Fri Mar 16 13:33:46 CET 2012

On Thu, Mar 15, 2012 at 10:48:48AM -0700, Filoche wrote:
> Hi everyone.
> 
> Based on a dependent variable (y), I'm trying to generate some independent
> variables with a specified correlation. For this there's no problems.
> However, I would like that have all my "regressors" to be orthogonal (i.e.
> no correlation among them.
> 
> For example, 
> 
> y = x1 + x2 + x3 where the correlation between y x1 = 0.7, x2 = 0.4 and x3 =
> 0.8.  However, x1, x2 and x3 should not be correlated to each other.

Hi.

The previous discussion shows that the required correlations
should have sum of squares 1. It is not clear, whether your
expected application allows to normalize the correlations to
satisfy this condition. If this normalization is possible, then
try the following approach. 

It creates a matrix trans, which satisfies the following.
If Z is a matrix whose columns have zero mean and the identity covariance
matrix, then Z %*% trans has the required correlation structure.
This may be checked by looking at cov2cor(t(trans) %*% trans).

Moreover, trans should have the first column c(1, 0, 0) so that
the first column of Z is not changed by the transformation.

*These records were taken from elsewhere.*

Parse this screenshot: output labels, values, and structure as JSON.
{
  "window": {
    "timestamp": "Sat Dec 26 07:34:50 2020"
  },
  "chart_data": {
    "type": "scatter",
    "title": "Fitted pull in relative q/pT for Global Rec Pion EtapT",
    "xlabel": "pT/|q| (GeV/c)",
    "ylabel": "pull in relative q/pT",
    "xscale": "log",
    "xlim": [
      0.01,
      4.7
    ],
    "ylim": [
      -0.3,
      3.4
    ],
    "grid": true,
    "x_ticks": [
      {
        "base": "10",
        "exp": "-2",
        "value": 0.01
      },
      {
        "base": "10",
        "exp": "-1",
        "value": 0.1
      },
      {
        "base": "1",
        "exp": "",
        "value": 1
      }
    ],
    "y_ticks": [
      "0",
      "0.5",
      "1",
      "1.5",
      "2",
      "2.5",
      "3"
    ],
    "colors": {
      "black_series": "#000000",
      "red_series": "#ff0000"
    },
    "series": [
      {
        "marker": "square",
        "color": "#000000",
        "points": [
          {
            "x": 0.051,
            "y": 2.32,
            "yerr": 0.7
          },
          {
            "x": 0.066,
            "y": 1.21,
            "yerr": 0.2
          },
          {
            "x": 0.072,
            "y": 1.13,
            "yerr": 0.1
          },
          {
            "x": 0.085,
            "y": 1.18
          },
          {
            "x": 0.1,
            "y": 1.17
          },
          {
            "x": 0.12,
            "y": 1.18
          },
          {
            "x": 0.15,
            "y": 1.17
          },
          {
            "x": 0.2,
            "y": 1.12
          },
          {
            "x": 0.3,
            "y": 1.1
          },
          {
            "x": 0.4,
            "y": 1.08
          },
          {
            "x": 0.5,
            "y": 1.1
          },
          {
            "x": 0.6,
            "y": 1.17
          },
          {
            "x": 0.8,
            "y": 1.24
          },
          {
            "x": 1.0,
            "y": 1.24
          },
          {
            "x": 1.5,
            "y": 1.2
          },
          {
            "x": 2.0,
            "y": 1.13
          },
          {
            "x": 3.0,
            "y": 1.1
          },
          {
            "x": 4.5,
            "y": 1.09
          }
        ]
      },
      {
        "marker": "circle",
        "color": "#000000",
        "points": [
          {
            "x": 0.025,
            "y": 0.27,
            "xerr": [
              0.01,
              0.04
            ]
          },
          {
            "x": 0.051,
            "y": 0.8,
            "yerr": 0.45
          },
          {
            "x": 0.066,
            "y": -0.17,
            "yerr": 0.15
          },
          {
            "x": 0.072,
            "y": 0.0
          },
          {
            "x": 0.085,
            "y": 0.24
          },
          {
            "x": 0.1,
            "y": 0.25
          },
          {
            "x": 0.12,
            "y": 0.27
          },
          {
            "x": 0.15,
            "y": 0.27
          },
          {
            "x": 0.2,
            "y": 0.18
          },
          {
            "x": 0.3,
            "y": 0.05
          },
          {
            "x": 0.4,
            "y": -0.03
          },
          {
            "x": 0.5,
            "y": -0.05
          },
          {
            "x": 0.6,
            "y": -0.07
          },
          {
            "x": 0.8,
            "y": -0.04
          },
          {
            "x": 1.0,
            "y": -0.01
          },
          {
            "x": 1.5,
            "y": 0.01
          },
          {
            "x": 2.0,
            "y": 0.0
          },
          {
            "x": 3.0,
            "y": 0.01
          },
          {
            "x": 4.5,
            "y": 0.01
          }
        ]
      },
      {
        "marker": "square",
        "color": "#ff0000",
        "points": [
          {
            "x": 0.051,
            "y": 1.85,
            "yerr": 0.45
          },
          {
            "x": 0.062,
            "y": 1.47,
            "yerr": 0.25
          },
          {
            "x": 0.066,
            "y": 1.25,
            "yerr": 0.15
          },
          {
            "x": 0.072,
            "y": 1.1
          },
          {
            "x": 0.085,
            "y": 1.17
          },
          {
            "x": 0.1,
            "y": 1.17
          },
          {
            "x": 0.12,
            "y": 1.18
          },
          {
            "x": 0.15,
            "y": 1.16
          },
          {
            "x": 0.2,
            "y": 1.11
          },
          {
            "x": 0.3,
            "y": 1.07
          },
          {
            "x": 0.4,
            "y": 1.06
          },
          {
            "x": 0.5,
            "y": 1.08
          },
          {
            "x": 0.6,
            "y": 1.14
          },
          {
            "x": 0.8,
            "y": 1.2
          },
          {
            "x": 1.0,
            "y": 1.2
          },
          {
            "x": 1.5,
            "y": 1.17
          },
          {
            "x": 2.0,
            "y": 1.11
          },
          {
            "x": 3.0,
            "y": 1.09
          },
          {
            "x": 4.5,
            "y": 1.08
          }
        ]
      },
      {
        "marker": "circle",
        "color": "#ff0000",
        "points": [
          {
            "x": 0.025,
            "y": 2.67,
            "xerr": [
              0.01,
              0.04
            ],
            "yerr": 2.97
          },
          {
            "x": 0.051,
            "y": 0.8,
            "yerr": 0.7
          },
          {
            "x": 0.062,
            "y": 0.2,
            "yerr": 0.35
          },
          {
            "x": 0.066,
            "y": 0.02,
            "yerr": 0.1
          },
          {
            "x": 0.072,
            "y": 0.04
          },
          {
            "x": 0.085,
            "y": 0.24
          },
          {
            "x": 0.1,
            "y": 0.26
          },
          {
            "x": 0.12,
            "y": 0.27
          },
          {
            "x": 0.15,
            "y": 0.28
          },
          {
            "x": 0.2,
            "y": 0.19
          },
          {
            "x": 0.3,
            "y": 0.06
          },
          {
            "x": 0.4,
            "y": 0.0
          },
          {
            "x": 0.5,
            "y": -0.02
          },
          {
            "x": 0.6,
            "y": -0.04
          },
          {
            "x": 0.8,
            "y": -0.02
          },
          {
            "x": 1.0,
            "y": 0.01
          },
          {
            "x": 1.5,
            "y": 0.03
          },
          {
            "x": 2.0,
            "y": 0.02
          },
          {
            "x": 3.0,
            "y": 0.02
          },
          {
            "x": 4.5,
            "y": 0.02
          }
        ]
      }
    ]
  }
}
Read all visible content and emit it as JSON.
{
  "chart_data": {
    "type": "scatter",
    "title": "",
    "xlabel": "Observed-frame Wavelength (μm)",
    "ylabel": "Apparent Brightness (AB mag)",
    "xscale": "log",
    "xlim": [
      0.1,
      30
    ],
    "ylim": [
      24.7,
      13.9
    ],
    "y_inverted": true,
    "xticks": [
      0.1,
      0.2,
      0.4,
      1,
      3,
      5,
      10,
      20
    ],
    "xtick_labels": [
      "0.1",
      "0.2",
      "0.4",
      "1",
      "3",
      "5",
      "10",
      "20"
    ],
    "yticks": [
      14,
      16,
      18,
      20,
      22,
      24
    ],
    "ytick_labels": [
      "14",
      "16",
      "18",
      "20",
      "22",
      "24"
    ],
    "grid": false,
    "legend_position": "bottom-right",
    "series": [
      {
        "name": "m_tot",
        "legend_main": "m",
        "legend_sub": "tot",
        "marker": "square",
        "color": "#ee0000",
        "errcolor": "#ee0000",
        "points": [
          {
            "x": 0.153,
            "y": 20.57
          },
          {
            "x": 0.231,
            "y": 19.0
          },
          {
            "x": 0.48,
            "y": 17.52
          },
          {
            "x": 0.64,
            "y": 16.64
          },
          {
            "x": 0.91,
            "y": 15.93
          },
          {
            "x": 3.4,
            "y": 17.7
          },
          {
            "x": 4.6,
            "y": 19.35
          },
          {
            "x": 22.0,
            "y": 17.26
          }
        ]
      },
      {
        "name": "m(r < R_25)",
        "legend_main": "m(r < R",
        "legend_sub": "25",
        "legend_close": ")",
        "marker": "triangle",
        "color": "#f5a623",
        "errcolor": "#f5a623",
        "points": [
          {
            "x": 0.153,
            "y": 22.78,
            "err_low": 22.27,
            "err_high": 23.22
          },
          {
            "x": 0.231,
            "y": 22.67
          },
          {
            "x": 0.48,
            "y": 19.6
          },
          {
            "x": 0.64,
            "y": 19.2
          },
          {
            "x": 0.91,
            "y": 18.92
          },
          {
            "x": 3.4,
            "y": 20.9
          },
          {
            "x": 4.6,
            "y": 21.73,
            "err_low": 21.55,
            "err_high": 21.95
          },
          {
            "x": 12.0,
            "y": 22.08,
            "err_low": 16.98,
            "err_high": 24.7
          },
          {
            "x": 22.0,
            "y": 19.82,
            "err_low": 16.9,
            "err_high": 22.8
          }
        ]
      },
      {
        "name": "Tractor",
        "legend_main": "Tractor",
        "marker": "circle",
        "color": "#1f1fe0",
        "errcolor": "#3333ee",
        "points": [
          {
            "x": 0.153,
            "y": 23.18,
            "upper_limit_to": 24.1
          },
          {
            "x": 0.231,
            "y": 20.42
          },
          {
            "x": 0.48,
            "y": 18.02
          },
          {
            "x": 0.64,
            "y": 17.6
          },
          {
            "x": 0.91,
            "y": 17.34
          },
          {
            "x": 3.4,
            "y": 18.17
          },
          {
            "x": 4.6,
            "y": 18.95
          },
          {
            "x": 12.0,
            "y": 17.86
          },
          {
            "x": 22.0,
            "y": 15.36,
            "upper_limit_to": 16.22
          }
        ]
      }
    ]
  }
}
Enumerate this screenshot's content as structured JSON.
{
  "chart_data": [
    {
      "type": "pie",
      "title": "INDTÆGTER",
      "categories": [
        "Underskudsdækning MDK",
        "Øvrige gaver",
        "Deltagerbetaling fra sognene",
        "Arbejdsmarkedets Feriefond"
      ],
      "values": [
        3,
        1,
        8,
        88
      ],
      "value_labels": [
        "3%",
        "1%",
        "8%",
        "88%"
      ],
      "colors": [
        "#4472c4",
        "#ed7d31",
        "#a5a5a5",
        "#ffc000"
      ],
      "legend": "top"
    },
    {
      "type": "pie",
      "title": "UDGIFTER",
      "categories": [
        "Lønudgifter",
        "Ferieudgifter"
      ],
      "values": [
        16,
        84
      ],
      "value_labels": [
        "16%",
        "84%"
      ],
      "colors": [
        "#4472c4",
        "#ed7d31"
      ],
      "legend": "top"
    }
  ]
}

  # normalize the correlations (see the discussion above)
  rho <- c(0.7, 0.4, 0.8)
  rho <- rho/sqrt(sum(rho^2))

  (required <- cbind(c(1, rho), rbind(c(rho), diag(3))))

  trans <- cbind(
  y=rho,
  x1=c(rho[1], 0, 0),
  x2=c(0, rho[2], 0),
  x3=c(0, 0, rho[3]))

  # check that trans generates the required correlations
  max(abs(cov2cor(t(trans) %*% trans) - required)) # [1] 1.110223e-16

  # get orthonormal columns
  gram.schmidt <- function(a)
  {
      n <- ncol(a)
      for (i in seq.int(length=n)) {
          for (j in seq.int(length=i-1)) {
              a[, i] <- a[, i] - sum(a[, j]*a[, i])*a[, j]
          }
          a[, i] <- a[, i]/sqrt(sum(a[, i]^2))
      }
      a
  }

  # multiply trans by a unitary matrix, so that the first column becomes (1, 0, 0)
  U <- gram.schmidt(trans[, 1:3])
  trans <- t(U) %*% trans

  # check that trans still generates the required correlations
  max(abs(cov2cor(t(trans) %*% trans) - required)) # [1] 1.110223e-16

  # choose an example of the real vector y and normalize
  y <- rnorm(100)
  ynorm <- y - mean(y)
  ynorm <- ynorm/sqrt(sum(ynorm^2))

  # find two more normalized vectors orthogonal to ynorm
  u <- gram.schmidt(cbind(1, ynorm, rnorm(length(y)), rnorm(length(y))))[, 3:4]
  Z <- cbind(ynorm, u) 

  # get the solution as suggested at the beginning
  S <- Z %*% trans

  # check that S is a solution for the normalized y (ynorm)
  max(abs(cor(S) - required)) # [1] 1.110223e-16
  max(abs(S[, 1] - ynorm)) # [1] 8.326673e-17
  max(abs(S[, 2] + S[, 3] + S[, 4] - ynorm)) # [1] 1.110223e-16

This solution contains "ynorm". In order to get "y" as required, a
linear transformation, which is inverse to the normalization, should
be done. Since it is linear, it does not change the correlations.

Hope this helps.

Petr Savicky.